Winner: Breaking Bad
Round 2: Main Characters
In the Battle of Walt vs Jimmy, it’s a very close call. Both their stories are an arc of moral compromises that lead directly to them becoming monsters in their own right. The critical difference between the two comes down to their internal motivations. Walter is a bad person who pretends to be good, who pretends to be a family man, yet enjoys the power and excitement that being a drug lord gives him. Walter is an interesting character, but we’ve seen antiheroes like him before. Dexter Morgan, a classic TV anti-hero, functions under a similar principle of pretending to be a good person. There are plenty of characters who convinced themselves and others they’re doing the right thing while also being evil. Walter White is unique in the specific twists they take with that archetype, but it’s still familiar ground.
Jimmy McGill’s archetype is a lot harder to unpack. Jimmy fundamentally becomes Saul as a move of spite and bitterness towards the legal community and the world at large. Jimmy is a kind and thoughtful man who masks his own pain behind Saul, a caricature of a soulless lawyer he made, because it’s easier and more fun to be the bad guy than to try and fail to help people. Both Walter White and Jimmy McGill are nuanced, intricate characters, but Jimmy takes it to another level. The masterful Bob Odenkirk performance lets you see the cogs and gears whirring behind Jimmy’s decisions even as he tries to mask his true intentions. Jimmy McGill is a brilliantly layered character who takes everything the showrunners learned from Walter White and hones it to a perfect edge.
Winner: Better Call Saul
Round 3: Supporting Cast
While the other categories were close, this is no contest. That is not to say that the Better Call Saul characters are intrinsically better than Breaking Bad ones, but to say that the way those characters are used in Better Call Saul is generally much better. Breaking Bad characters mostly existed in the show to heighten the dramatic journey of Walter and Jesse. In Better Call Saul, the show delves deep into their lives and character arcs. It truly feels like almost every character in Better Call Saul gets a chance to have a full story.
This is where we get a lot of the unforgettable moments of Better Call Saul. The performances from incredible actors, great character monologues and heartwrenching scenes.
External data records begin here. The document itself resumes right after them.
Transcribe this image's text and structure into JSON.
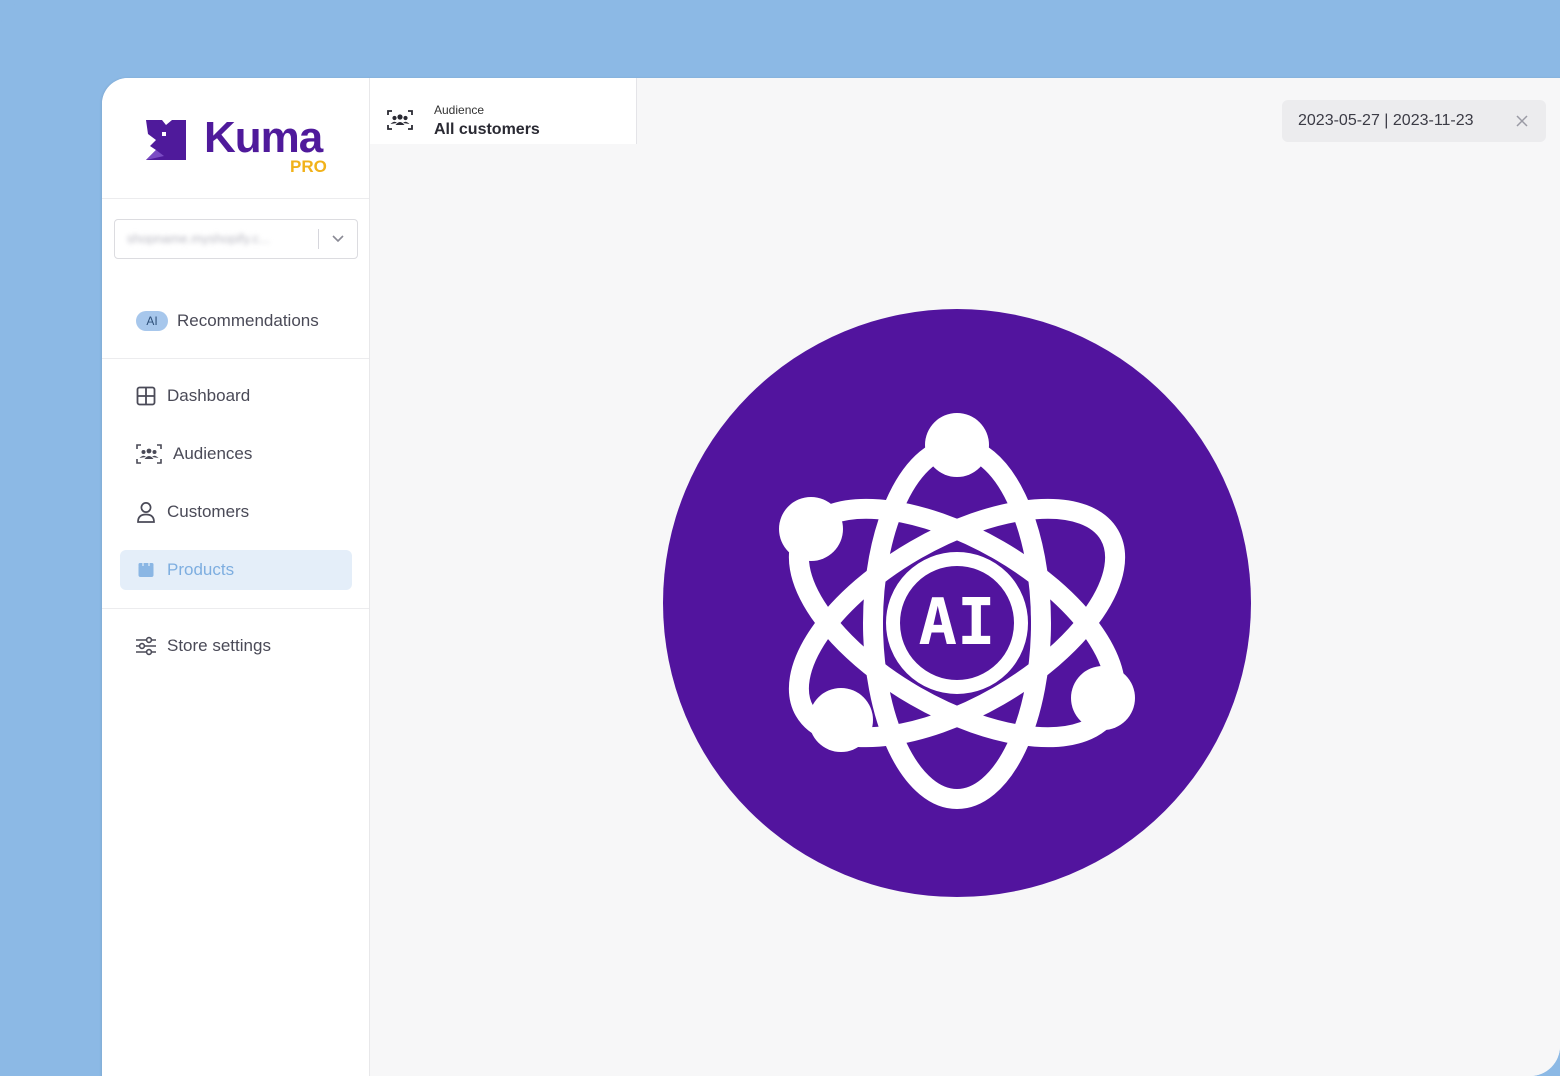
{
  "logo": {
    "word": "Kuma",
    "badge": "PRO"
  },
  "store_selector": {
    "value": "shopname.myshopify.c..."
  },
  "nav": {
    "recommendations": {
      "pill": "AI",
      "label": "Recommendations"
    },
    "items": [
      {
        "label": "Dashboard",
        "icon": "grid-icon"
      },
      {
        "label": "Audiences",
        "icon": "audience-icon"
      },
      {
        "label": "Customers",
        "icon": "user-icon"
      },
      {
        "label": "Products",
        "icon": "box-icon",
        "active": true
      }
    ],
    "settings": {
      "label": "Store settings",
      "icon": "sliders-icon"
    }
  },
  "topbar": {
    "audience_label": "Audience",
    "audience_value": "All customers",
    "date_range": "2023-05-27 | 2023-11-23"
  },
  "hero": {
    "text": "AI",
    "icon": "atom-ai-icon"
  },
  "colors": {
    "brand": "#52149e",
    "accent_yellow": "#f1b21a",
    "backdrop": "#8cb9e5",
    "active_nav": "#e4eef9"
  }
}
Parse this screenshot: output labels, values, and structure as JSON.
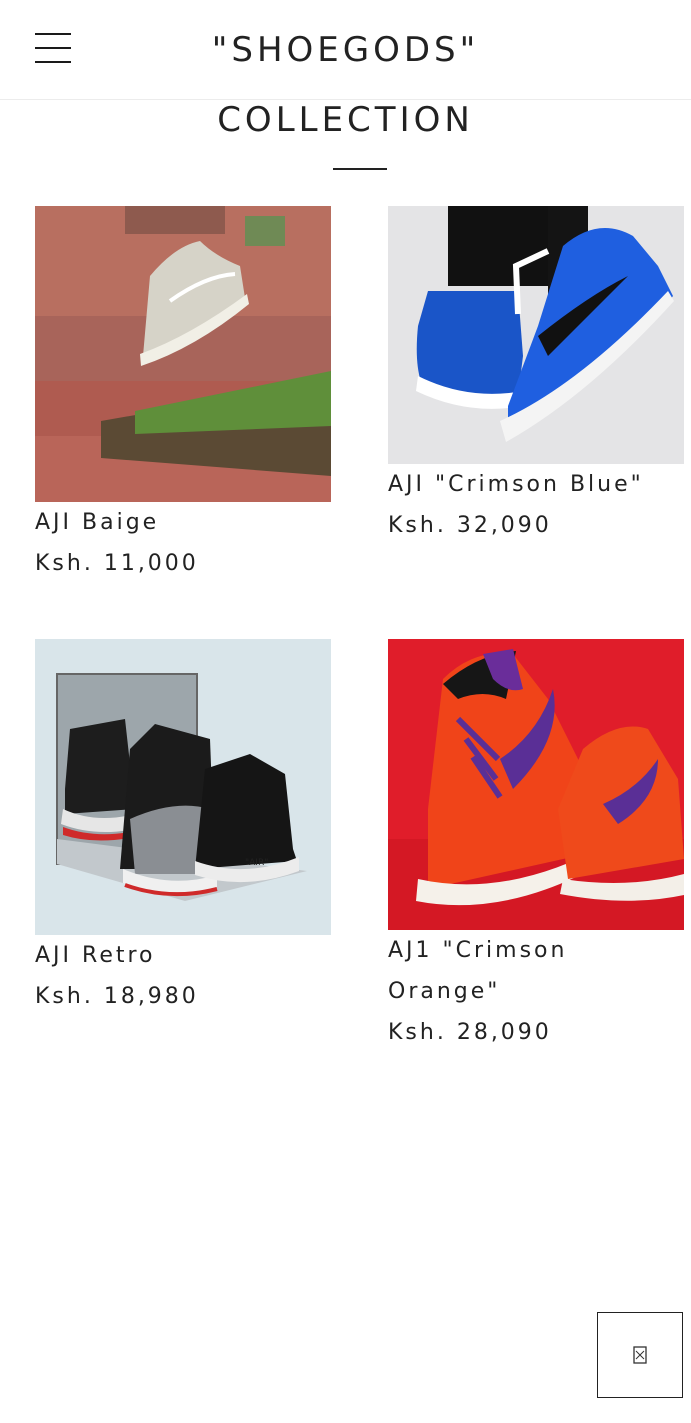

This was true in Breaking Bad, but it’s been dialed up to eleven in Saul. This abundance of great side character writing benefits everyone, even returning Breaking Bad characters like Mike Ementraut or Gus. Breaking Bad was a great story, but Better Call Saul has done a lot to make this feel like a wider world, with people’s stories interwoven with one another.
Winner: Better Call Saul
Overall Winner: Better Call Saul
It’s almost a shame to declare a winner in this article because both shows feel so incomplete without each other. Better Call Saul has the advantage of all the experience gained from writing one of the best shows on television, so it only makes sense that it would try to take the series to new places it had never been before. If you want to get the best out of both these legendary shows, however, it’s better to treat them both as required reading. Better Call Saul is, whatever else it is, a continuation of Breaking Bad in spirit. These two shows shouldn’t be seen as two separate entities, but as integral parts of the same experience.
Better Call Saul may be the winner, but Breaking Bad is still excellent, can’t miss television. If you want stories about characters that feel real, then these two shows are both a must-watch.